Mensa scolastica, Valente replica al M5s: «Servizio strumentalizzato per trarre vantaggi politici»

«Sappiate che è bello stare tra la gente ed ascoltarla, l’ho sempre fatto e continuerò a farlo ma non ho mai strumentalizzato bambini e famiglie. È bene chiarire le questioni sulle quali qualcuno sta sta alzando i polveroni»

Politica
Gravina venerdì 13 ottobre 2017
di La Redazione
mensa scolastica
mensa scolastica © n.c.

Continuano a tenere banco in città le tematiche legate al servizio di refezione scolastica.

Dopo l'annuncio di un sit-in, in programma questa mattina a Palazzo di Città, promosso dal gruppo consiliare del Movimento 5 Stelle, non si è fatta attendere la replica, via social, del primo cittadino Alesio Valente che spiega:

"Vedo che alcuni stanno strumentalizzando il servizio mensa per trarre vantaggi politici, promuovendo persino manifestazioni che non possono modificare nulla...soprattutto le leggi. Sappiate che è bello stare tra la gente ed ascoltarla.. l’ho sempre fatto e continuerò a farlo...ma non ho mai strumentalizzato bambini e famiglie. È bene chiarire da subito le questioni sulle quali qualcuno, come da tradizione, sta alzando i polveroni. Si sostiene: se tutto andrà bene, la mensa partirà nel 2018. Falso: con un mese di ritardo rispetto ad ottobre 2016, quest’anno la mensa partirà a novembre.

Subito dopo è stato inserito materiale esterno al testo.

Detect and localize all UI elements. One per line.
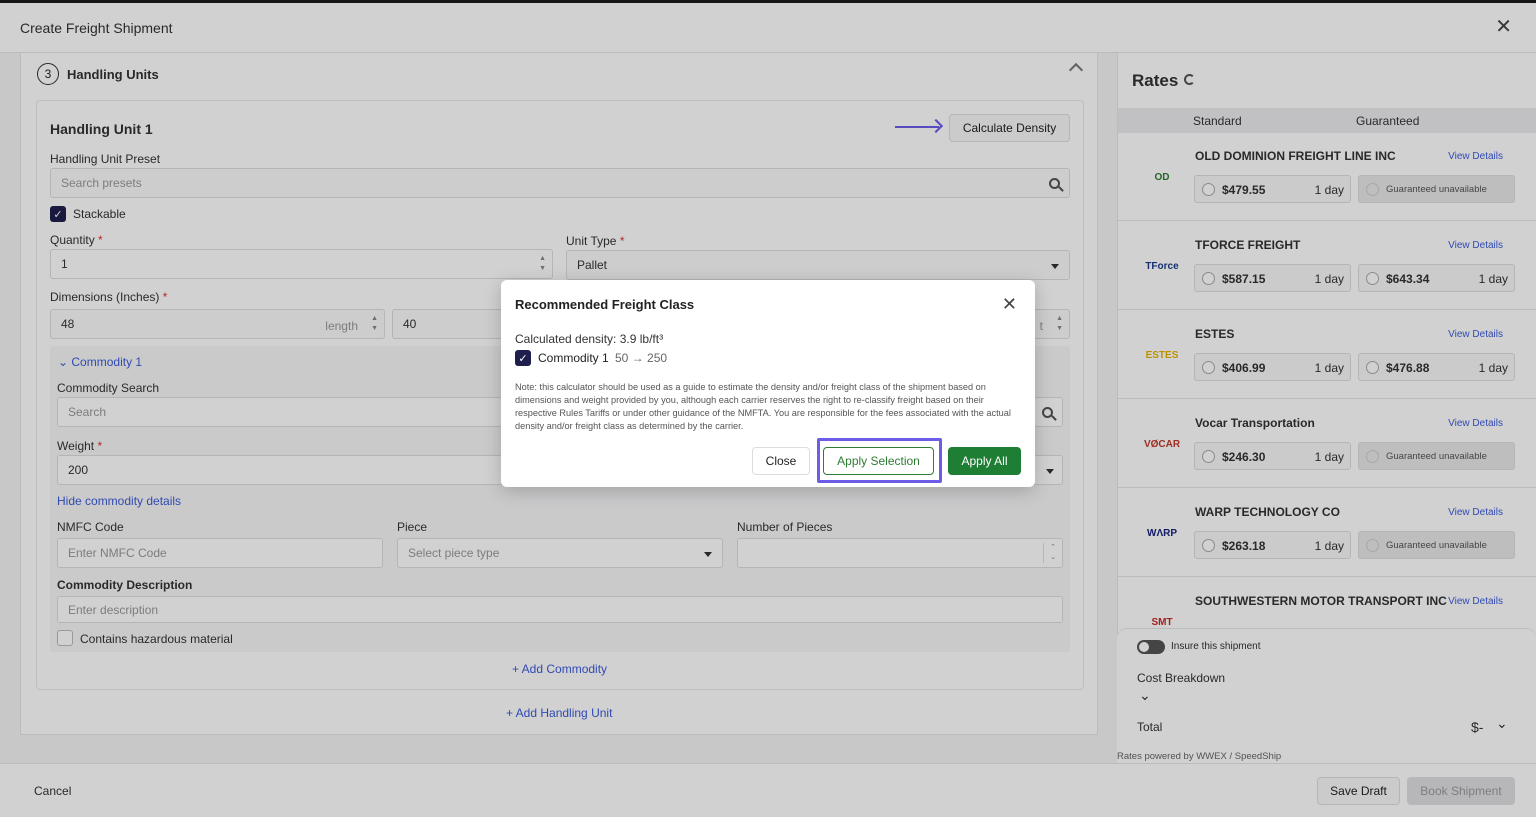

Si afferma: la colpa del ritardo è del sindaco, ovviamente. Altro falso: la giunta comunale già lo scorso febbraio ha dato mandato agli uffici di procedere all’indizione della nuova gara d’appalto. Si obietta: sì, però se gli uffici sbagliano, la colpa è comunque del sindaco. Falso: il sindaco (lo dice la legge, evidentemente non da tutti conosciuta al di là dei proclami) non ha poteri gestionali."

"Ed in ogni caso - prosegue Valente - saranno valutate eventuali responsabilità da parte degli uffici. Infine, l’affermazione più clamorosa: pretendiamo che il servizio mensa venga dato subito, con affidamento diretto. Impossibile: il vicesindaco Matera ha chiesto che questa ipotesi fosse valutata ed i tecnici, per iscritto, lo hanno escluso categoricamente, dato che il codice degli appalti lo vieta. Insomma, la strada da seguire è quella già presa: in attesa che giunga a definizione la gara triennale, comunque avviata, si procederà con una gara ponte, già in corso."

"Infatti - conclude il sindaco - il 20 ottobre è il termine ultimo per presentare le offerte e a fine mese si conoscerà il nome dell’azienda vincitrice. Subito dopo si passerà alla fase attuativa del servizio. Così stanno le cose. A chi non crede non resta che consultare l’albo pretorio o documentarsi."